In regards the Harris County District Court Bail Schedule, the Court in
Bogia declined to follow the recommendation to double the amount of the
alleged theft and instead stated:

“We consider it significant that if the Harris County District Court Bail
Schedule had been followed in the Keller case, bail would have been $2
million. Keller, 595 S.W.2d at 531 (defendant allegedly stole more than $1
million). Instead, the Court of Criminal Appeals in Keller set bail at
$30,000, a mere 1.5% of the Bail Schedule amount. Stated another way, the
Court of Criminal Appeals in Keller set bail for defendants with prior felony
convictions who were accused of a far greater theft at 3% of the amount they
allegedly stole, not 200% as the Bail Schedule provides and as the trial court
did here. We conclude that the Bail Schedule's formula for large theft cases
cannot be reconciled with Keller. If a $360,000 bail can be justified here, it
will not be because of any formula. On the contrary, it would have to be
justified by extraordinary facts in this particular case.” Id. See also: Ex parte
Khalid Sabur-Smith, 73 S.W.3d 436 (Tex.App.-Houston [1st Dist.] 2002)(per
curiam) Ex Parte Ruiz, 129 S.W.3d 751, 753-54 (Tex.App.-Houston [14th]
2004) [two reported cases from Harris County since Ex Parte Bogia
reaffirming the bail standard of review set forth in Ex parte Rubac set forth
in Bogia].

The consensus of the appeals courts seems to be that excessive bonds in


theft cases will not be permitted, particularly when a defendant can show ties
to the community and there is no evidence of future danger to the
community.

The Bogia principles notwithstanding, Harris County judges continue to set,


at the request of the District Attorney’s Office inflated, excessive bail.

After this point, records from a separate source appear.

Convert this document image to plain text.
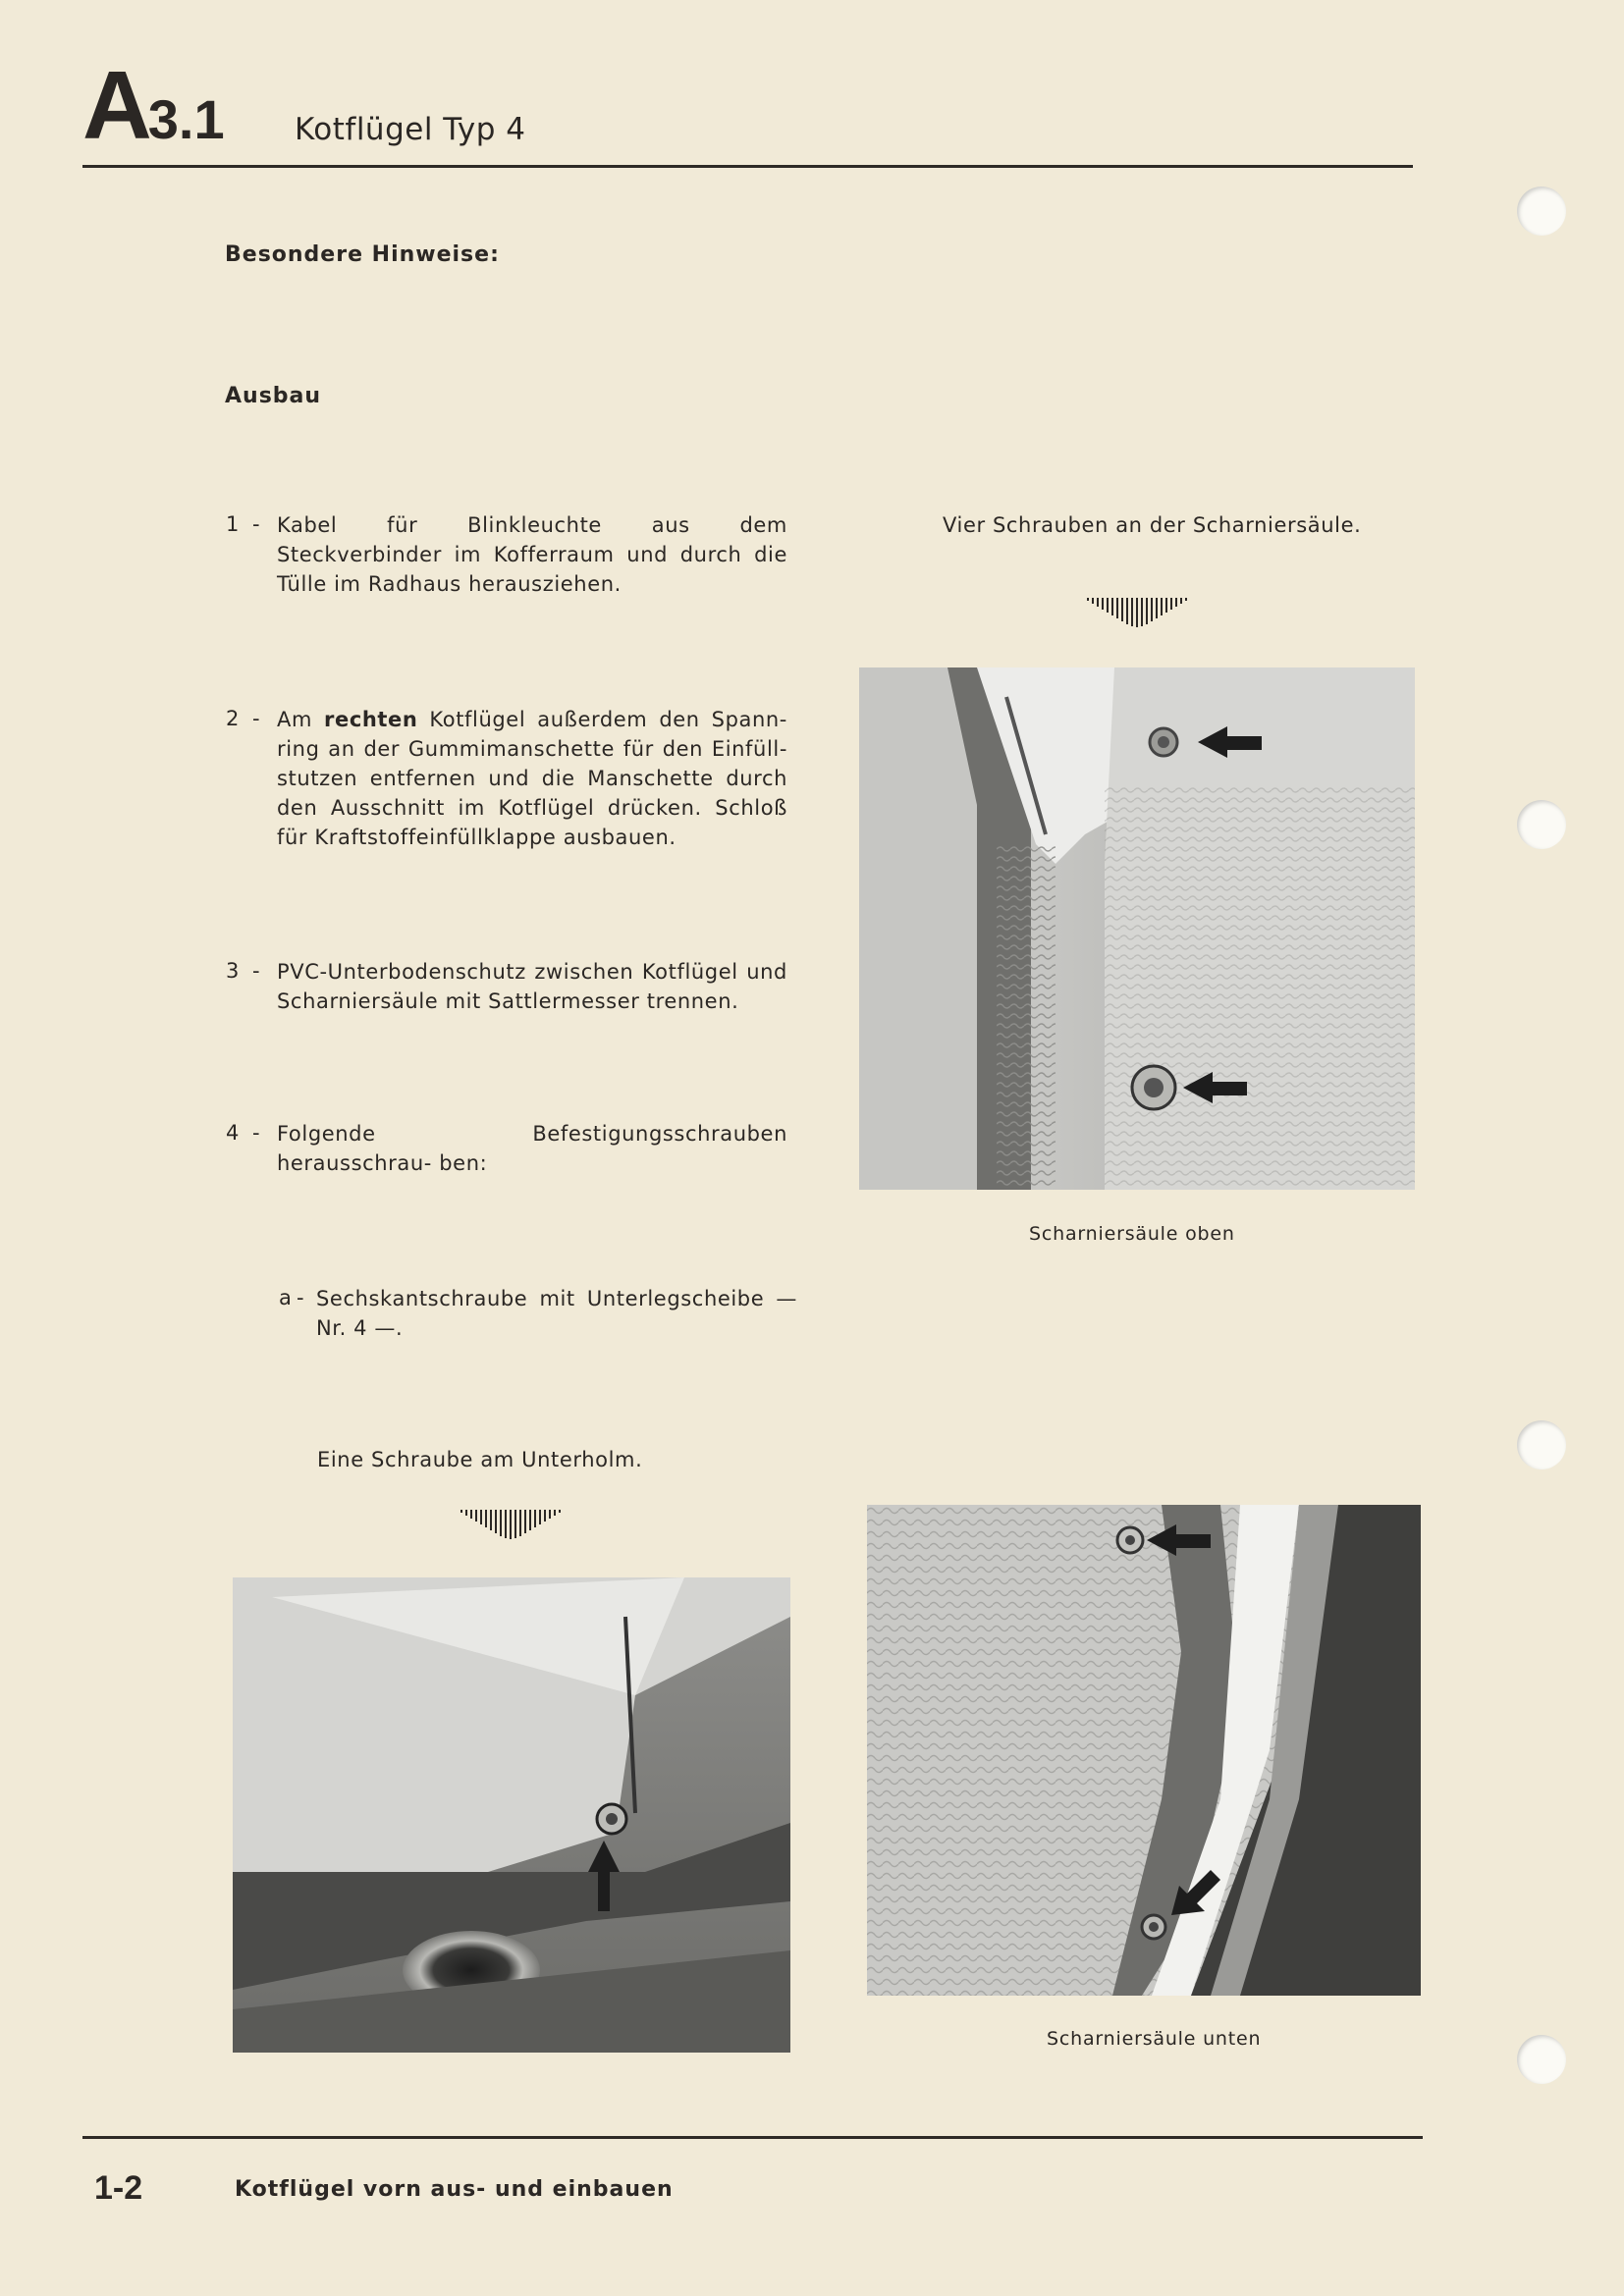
A3.1 Kotflügel Typ 4
Besondere Hinweise:
Ausbau
1 - Kabel für Blinkleuchte aus dem Steckverbinder im Kofferraum und durch die Tülle im Radhaus herausziehen.
2 - Am rechten Kotflügel außerdem den Spann- ring an der Gummimanschette für den Einfüll- stutzen entfernen und die Manschette durch den Ausschnitt im Kotflügel drücken. Schloß für Kraftstoffeinfüllklappe ausbauen.
3 - PVC-Unterbodenschutz zwischen Kotflügel und Scharniersäule mit Sattlermesser trennen.
4 - Folgende Befestigungsschrauben herausschrau- ben:
a - Sechskantschraube mit Unterlegscheibe — Nr. 4 —.
Eine Schraube am Unterholm.
Vier Schrauben an der Scharniersäule.
Scharniersäule oben
Scharniersäule unten
1-2	Kotflügel vorn aus- und einbauen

It is a
shame that the Harris County District Attorney’s Office and many of the
Harris County Courts refuse to follow the rulings from the Court of Appeals.
The only way to resolve this issue, which seems to be a slippery slope
towards ever rising bond amounts for all cases, is by a concerted effort from
the defense bar to demand that judges follow the law. This is most
effectively done by filing writs of habeas corpus setting out all the relevant
case law on excessive bonds along with all the individual factors that
support a low bond; factors that suggest ties to the community, low
likelihood of flight, and the lack of factors indicting future danger to the
community.

Unreasonably high bonds are unnecessarily oppressive, punitive in nature


and fly contrary to the fundamental principal that the accused is presumed
innocent until proven guilty. Without opposition the practice of issuing
unreasonably high bonds will continue.